Очевидно, что Отто Франк имел возможность в течение двух лет покупать во время войны для своей не чувствующей трудных времен семьи любые продукты по баснословным ценам на черном рынке. Видимо, он зарабатывал немалые деньги на компонентах фашистских зажигательных бомб, уничтожавших дома советских людей!

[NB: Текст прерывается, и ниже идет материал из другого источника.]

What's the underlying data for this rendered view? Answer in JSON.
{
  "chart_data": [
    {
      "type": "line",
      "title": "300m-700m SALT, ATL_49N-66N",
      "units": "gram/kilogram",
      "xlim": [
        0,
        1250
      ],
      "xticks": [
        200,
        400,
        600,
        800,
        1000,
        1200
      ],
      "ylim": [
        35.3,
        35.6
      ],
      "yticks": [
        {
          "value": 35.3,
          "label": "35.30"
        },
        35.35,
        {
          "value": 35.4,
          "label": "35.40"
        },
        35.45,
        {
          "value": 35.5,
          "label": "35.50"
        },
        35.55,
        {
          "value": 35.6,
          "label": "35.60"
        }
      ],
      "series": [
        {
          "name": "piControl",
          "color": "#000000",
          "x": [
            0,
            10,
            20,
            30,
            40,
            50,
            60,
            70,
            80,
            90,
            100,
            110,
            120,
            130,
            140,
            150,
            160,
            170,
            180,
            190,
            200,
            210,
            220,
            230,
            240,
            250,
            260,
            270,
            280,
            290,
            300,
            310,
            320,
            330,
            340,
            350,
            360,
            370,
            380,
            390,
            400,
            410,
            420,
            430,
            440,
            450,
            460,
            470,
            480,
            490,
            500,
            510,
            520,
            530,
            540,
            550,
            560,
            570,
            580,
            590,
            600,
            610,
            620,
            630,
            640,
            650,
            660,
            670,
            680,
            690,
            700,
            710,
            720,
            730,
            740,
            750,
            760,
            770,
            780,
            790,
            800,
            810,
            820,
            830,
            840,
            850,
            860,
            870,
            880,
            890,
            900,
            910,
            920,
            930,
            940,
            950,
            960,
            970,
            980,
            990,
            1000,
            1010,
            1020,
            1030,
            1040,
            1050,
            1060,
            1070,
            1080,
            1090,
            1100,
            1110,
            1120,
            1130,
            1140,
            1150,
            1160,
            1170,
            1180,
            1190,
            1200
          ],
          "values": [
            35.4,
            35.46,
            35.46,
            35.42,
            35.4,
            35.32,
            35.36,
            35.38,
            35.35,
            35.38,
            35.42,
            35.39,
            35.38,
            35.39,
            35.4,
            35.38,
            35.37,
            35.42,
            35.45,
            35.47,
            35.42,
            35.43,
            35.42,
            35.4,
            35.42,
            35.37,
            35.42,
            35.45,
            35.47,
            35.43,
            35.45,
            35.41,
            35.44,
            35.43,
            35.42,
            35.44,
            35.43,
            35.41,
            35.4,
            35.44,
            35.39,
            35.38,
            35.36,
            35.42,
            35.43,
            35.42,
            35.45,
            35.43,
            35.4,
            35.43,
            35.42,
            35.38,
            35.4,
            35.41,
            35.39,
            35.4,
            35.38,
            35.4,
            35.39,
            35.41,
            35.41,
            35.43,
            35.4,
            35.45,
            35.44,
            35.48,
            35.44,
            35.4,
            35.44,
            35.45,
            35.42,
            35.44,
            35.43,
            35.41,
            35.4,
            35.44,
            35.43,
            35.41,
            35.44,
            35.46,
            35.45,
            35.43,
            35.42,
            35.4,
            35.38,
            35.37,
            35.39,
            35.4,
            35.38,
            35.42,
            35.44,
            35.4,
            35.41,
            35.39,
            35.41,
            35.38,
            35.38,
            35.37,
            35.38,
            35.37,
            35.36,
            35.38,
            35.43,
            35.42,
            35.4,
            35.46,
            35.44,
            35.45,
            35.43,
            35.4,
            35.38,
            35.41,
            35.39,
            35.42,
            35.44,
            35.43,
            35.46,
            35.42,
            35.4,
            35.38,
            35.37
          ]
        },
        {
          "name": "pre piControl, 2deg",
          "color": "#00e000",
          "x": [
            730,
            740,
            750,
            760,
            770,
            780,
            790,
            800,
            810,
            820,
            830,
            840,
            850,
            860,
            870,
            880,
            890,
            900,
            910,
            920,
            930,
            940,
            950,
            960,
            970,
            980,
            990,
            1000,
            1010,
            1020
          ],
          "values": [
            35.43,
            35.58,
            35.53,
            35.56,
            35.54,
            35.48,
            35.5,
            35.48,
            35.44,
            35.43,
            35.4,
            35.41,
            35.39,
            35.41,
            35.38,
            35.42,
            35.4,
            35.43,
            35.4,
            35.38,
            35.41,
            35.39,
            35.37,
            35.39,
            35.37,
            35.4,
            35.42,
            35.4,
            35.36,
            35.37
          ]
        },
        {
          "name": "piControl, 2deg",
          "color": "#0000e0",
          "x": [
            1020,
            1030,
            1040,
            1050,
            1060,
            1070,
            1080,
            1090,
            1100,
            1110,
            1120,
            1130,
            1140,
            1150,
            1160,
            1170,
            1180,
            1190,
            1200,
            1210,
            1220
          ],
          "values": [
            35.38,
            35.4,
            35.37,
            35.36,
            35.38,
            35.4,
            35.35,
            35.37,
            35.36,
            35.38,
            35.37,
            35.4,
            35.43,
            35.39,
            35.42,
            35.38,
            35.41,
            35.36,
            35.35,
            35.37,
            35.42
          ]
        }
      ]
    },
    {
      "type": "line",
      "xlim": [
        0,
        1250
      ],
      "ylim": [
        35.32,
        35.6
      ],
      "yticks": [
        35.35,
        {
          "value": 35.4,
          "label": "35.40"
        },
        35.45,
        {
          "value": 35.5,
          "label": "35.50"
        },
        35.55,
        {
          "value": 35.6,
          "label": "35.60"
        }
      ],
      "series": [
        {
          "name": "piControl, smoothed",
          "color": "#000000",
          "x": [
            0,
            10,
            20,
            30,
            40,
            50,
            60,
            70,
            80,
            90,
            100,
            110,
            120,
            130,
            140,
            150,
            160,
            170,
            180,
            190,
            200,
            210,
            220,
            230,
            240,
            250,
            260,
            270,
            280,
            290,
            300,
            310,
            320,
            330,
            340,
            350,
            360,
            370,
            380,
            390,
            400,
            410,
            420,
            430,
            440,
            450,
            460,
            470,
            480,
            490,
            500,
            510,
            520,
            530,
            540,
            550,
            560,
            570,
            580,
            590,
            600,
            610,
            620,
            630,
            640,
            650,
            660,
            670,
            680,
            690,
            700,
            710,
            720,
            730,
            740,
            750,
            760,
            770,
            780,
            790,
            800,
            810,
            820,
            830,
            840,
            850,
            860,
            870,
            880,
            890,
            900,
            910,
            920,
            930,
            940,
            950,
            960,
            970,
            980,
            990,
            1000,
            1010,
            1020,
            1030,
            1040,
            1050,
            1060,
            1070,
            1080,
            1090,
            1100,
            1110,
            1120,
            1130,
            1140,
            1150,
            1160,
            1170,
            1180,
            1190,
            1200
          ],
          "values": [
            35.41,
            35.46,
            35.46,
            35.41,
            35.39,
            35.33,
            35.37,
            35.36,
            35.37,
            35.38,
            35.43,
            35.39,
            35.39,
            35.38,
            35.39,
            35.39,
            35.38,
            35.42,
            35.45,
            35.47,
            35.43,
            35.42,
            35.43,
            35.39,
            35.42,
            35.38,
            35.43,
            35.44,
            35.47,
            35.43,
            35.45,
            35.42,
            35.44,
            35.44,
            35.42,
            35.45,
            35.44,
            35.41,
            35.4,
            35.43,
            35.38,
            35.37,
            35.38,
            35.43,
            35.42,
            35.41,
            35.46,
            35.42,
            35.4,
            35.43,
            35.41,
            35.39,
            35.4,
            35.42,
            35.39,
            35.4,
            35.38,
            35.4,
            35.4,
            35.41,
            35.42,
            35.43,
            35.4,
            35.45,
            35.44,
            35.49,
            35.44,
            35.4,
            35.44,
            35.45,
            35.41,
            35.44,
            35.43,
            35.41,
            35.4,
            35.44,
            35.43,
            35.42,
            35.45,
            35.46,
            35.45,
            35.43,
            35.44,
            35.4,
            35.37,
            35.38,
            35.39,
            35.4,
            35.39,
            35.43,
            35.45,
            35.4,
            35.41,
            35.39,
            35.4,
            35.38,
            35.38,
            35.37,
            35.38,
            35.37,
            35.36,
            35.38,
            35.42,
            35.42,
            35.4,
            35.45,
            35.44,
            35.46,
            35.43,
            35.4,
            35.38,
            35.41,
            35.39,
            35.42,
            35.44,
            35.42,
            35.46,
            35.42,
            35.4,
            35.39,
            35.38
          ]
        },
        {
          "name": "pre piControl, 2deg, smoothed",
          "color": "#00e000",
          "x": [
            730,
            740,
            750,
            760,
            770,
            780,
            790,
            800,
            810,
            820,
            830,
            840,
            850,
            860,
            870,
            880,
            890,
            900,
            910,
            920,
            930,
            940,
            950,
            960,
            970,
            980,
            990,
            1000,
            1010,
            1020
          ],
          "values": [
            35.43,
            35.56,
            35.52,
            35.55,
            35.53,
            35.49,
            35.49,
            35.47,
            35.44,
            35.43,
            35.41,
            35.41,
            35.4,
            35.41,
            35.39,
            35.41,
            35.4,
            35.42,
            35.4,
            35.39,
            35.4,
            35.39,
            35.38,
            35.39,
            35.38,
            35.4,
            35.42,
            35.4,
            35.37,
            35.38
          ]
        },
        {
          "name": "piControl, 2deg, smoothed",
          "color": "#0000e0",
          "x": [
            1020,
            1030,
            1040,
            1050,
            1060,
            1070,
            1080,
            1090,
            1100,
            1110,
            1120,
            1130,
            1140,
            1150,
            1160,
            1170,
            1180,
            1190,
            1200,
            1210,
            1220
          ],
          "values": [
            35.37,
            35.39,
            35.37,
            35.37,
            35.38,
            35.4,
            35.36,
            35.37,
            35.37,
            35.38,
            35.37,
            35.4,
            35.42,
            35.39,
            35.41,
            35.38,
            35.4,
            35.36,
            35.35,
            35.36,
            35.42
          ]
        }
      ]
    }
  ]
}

В эстонской газете «KesKus» писатель Аарне Рубен опубликовал статью, в которой он размышляет о том, насколько реально все, что написано в дневнике. Он не ставил под сомнение, что некий дневник был. Только принадлежал ли он именно Анне Франк, девочке-подростку? Писатель приводит высказывания эсэсовца Карла Зильбербауэра (Karl Silberbauer), обнаружившего всех, кто скрывался в убежище на Принсенграхт.

В статье говорится, что этот бывший эсэсовец был обнаружен сотрудниками Центра Симона Визенталя в 1963 году, в то время он служил в венской полиции. Хотя суд первой инстанции не признал его виновным, Центр Визенталя не оставил его в покое, и судебное разбирательство длилось вплоть до смерти обвиняемого в 1972 году. Карл признался, что принял анонимный телефонный звонок о том, что десяток евреев скрывается в центре Амстердама. Он взял 8 голландских полицейских и поехал на Принсенграхт. Там он среди прочих видел Отто Франка, который ему представился как офицер резерва немецкой армии, и его дочь Анну. Сам он квартиру не обыскивал, заставив это делать голландцев, но они не обнаружили никаких рукописей. После войны он прочел на голландском языке дневник Анны Франк и был удивлен, откуда девочка знала о существовании газовых камер — этого в Голландии не знали и свободные люди.

Эстонский писатель приводит сравнение Робером Фориссоном голландской и немецкой версий, где очевидны разночтения. Он пишет, что в дневнике упоминается пылесос, которым пользовались в семье Франков в убежище. В то время пылесосы издавали сильный шум, а ведь даже крики пациентов зубного врача Дусселя были отчетливо слышны сквозь стены, так они были тонки. Когда в 1943-44 годах весь Амстердам голодал, Анна описывает колоссальные запасы продуктов, которые у них имелись. Нелогичными писателю кажутся и взаимоотношения между теми, кто жил в убежище. Может быть, считает Рубен, псевдодневник психологически достоверен, только написан более опытной и взрослой женщиной, так что он допускает, что произведение относится к таким частичным подделкам, как дневники Евы Браун, Хесса, Эйхмана или Шелленберга.